Holistic Management is based on the theory of Holism, a concept first recognized and articulated in 1926 by South African philosopher and statesman Jan Smuts in his book Holism and Evolution. Simply stated, Holism is the idea that nature only functions in wholes, rather than "interconnecting parts" and that nature will never be understood by studying the "parts."

For example, if you were to learn everything there is to know about oxygen and hydrogen, you would still have no idea of the properties of water (which is comprised of oxygen and hydrogen). Likewise, we rarely think of a person as a mass of interconnecting parts (arms, legs, organs, etc.) but rather as a whole human being. This same human can exist within another whole: a family; and this whole exists within another whole: a community; and so on. Rarely would we refer to a community as a group of "interconnecting parts."

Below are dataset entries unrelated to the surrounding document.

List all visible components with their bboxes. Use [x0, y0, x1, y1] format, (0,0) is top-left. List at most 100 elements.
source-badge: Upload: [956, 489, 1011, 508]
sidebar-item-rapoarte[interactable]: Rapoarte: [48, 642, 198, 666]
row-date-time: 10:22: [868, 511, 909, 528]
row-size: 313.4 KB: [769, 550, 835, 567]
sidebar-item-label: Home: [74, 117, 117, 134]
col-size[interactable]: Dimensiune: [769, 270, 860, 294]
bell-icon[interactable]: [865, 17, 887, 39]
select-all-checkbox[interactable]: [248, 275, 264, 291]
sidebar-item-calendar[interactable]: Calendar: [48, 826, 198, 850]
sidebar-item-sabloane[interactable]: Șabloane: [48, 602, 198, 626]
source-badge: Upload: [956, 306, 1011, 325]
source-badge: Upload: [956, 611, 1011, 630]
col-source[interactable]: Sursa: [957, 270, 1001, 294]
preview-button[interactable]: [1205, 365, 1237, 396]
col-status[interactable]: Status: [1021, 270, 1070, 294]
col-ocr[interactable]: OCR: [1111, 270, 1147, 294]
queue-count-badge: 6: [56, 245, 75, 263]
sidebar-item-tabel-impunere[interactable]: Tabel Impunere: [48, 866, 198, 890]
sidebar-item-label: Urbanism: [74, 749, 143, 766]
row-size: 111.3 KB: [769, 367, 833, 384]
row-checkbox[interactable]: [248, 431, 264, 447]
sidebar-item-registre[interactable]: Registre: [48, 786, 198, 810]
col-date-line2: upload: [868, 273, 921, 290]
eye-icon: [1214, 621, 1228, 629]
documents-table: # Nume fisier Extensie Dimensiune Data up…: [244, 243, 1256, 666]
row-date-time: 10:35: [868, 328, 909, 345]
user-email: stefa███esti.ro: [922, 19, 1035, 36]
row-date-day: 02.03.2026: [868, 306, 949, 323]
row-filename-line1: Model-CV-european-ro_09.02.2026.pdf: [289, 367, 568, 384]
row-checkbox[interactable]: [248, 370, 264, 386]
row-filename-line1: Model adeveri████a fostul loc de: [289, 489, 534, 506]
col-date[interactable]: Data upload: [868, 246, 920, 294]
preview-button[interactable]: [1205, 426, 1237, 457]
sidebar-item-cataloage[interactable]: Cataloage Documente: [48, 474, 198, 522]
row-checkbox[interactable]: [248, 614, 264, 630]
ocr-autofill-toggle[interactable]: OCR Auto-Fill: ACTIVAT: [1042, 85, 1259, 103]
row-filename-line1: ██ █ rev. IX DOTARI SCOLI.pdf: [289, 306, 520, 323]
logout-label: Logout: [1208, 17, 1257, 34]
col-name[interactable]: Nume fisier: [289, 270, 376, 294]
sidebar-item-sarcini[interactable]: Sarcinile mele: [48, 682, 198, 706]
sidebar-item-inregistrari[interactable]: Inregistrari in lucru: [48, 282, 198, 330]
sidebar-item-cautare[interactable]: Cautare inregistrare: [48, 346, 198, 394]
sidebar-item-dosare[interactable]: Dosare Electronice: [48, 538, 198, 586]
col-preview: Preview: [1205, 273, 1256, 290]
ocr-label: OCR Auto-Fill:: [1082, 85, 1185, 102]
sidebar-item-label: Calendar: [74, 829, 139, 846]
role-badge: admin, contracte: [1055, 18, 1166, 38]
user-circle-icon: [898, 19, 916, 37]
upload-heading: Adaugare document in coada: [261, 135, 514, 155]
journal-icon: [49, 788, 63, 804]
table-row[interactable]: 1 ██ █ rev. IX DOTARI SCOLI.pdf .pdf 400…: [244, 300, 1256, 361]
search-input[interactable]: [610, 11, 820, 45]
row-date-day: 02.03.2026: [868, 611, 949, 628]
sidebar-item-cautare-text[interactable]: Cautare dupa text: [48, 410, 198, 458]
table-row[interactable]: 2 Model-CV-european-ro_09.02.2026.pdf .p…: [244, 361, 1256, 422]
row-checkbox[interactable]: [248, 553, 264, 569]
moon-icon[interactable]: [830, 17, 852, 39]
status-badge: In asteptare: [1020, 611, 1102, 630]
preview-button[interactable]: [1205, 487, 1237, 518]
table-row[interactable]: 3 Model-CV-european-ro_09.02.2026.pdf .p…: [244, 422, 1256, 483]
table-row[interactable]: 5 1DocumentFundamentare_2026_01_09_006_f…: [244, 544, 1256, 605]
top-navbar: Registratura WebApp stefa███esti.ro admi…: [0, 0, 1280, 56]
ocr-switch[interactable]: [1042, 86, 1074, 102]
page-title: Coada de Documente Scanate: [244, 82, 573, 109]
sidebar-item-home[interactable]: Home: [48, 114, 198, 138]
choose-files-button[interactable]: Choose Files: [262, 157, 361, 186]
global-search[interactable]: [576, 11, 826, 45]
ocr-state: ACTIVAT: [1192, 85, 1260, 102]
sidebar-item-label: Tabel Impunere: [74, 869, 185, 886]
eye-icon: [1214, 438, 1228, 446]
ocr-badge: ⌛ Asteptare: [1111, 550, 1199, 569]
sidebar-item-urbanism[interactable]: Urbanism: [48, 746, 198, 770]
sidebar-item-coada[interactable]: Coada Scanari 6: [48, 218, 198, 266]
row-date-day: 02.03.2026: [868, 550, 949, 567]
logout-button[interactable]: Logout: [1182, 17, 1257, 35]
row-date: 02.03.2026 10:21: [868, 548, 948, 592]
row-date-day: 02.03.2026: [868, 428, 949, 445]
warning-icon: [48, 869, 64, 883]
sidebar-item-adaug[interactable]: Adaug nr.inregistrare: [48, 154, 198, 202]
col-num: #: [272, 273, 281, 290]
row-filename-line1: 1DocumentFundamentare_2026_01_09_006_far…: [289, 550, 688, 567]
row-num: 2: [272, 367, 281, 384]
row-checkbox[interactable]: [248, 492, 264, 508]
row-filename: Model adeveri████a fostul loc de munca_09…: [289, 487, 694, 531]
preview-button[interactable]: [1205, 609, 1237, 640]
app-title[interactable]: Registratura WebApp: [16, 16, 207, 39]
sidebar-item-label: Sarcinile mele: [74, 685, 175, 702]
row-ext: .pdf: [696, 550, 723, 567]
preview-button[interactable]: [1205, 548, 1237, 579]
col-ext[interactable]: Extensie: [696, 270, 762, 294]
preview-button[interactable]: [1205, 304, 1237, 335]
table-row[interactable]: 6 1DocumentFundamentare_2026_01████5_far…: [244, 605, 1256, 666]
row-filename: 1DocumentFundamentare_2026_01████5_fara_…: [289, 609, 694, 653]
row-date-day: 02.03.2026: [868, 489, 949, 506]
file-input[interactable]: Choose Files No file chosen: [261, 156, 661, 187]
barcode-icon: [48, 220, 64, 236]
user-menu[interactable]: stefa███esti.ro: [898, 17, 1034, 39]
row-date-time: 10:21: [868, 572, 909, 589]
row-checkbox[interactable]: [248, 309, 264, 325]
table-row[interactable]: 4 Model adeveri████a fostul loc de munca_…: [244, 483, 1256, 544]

This distinction, while perhaps sounding a bit esoteric, is especially pertinent when trying to comprehend the natural world our ecosystem. Work done by biologist Robert Paine demonstrates the importance of understanding "wholes within wholes." Paine sectioned off an area of an ocean bay containing 15 different species of marine life. Every day he removed one species the starfish. Within a year, the total number of species in the area had dropped to eight Removing one species (starfish) resulted not in a loss of one species, but instead, it interrupted a whole, functioning community, and a dramatic loss of biodiversity ensued.

As humans, we cannot possibly comprehend the myriad relationships occurring within wholes. To begin practicing Holistic Management, however, we need to begin thinking holistlcally recognizing that the world only functions in wholes, and that all our decisions impact the ecosystem upon which our very existence depends.

Making holism practical

Holism is a perspective, a way of looking at the world. We can talk about Holism 'til the cows come home, but it won't help us learn to actually manage our lives, our land (resources), or our finances more holistically. Holistic Management was developed specifically to make Holism practical to provide humans with the practical means to make decisions that more accurately mirror the way nature functions, and thereby ensure that our civilization is truly sustainable over time.

The holistic decision-making process

Since land and/or resources cannot be managed in isolation from the humans tied to (and dependent on) these resources, in Holistic Management we only manage in "whole" situations (whole farms, whole firms, whole communities, etc.) which includes the people, the resource base, and the wealth that can be generated from this resource base.

Once this "whole" has been defined, Holistic Management then begins by developing a single, "holistic goal" that includes three components:

1) the quality of life you and your group desire, based on your values;

2) what you need to produce to create this quality of life;

3) a description of the resource base as it has to be far into the future in order to sustain what you produce.

All decisions are then tested against this holistic goal using seven specific testing guidelines to ensure the quality of life you seek is attained, and that all your decisions are truly sustainable: humanly, economically and ecologically.